“The reason Bitcoin exists is we had a divorce from the legacy financial system after 2008—and it was not a good divorce,” he said. “Asset-backed stablecoins that are centralized are like having to give your kids to your ex for the weekend. I hate the centralization of them […] the banking industry is leaking its way back into crypto, putting all the things we tried to get away from right back in.”
Hoskinson next turned to tokenized real-world assets—property, intellectual-property rights, “hard and soft assets”—arguing that Bitcoiners will demand access without relinquishing their coins. The solution, he said, lies in non-custodial lending protocols that treat BTC as pristine collateral: “Figure out lending protocols where they can lend out, get some stablecoin, do something, participate, get a yield, get the yield back in Bitcoin, get their Bitcoin back. There’s a path there.”
In such an environment, long-time holders would rather lever their coins than incur capital-gains tax: “If you’re that 10,000 BTC person who bought under a dollar […] you really do not want to divest at $120,000 and pay that tax bill. You’d much rather lend it—tax-neutral—get a yield, pay taxes on that yield, and live off Bitcoin as it appreciates.”

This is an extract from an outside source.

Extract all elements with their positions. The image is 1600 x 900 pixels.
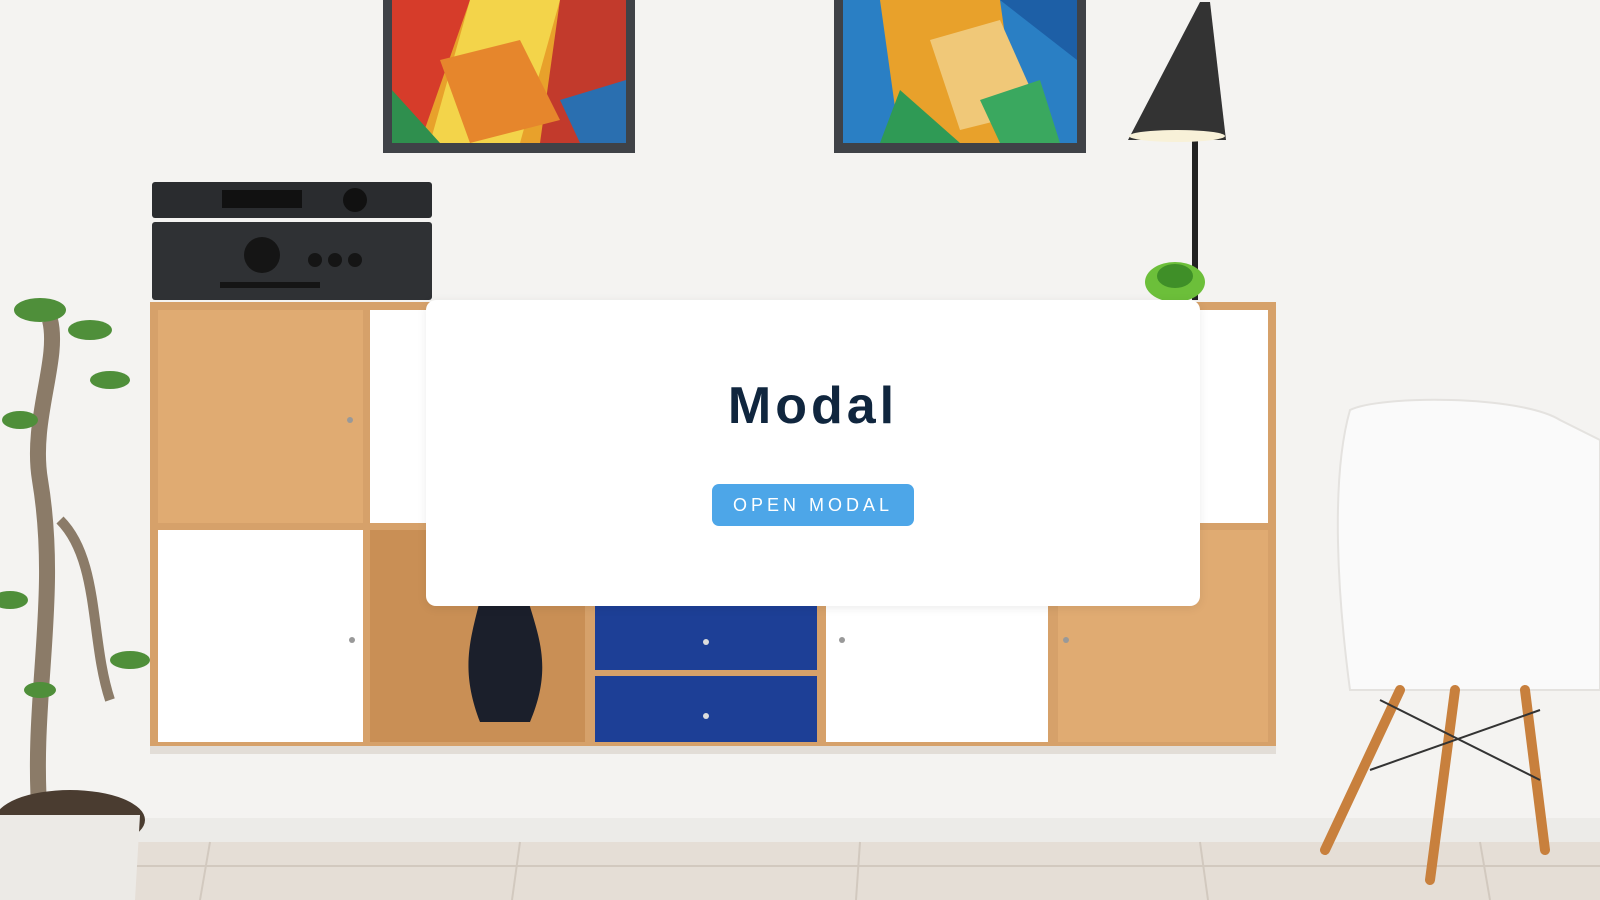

Hoskinson’s monetary critique was unabashedly libertarian. Citing Ron Paul as an early influence, he contrasted BTC’s engineered scarcity with the erosion of dollar purchasing power: “Our government’s deteriorating [savings] by 8 to 10% per fucking year. It is the biggest Ponzi scheme in human history to say we should tolerate that […] Bitcoin is the first hard money of my lifetime. We just need to clean a few of the edges up—and that’s what Bitcoin DeFi is doing for all of us.”
At press time, BTC traded at $104,960.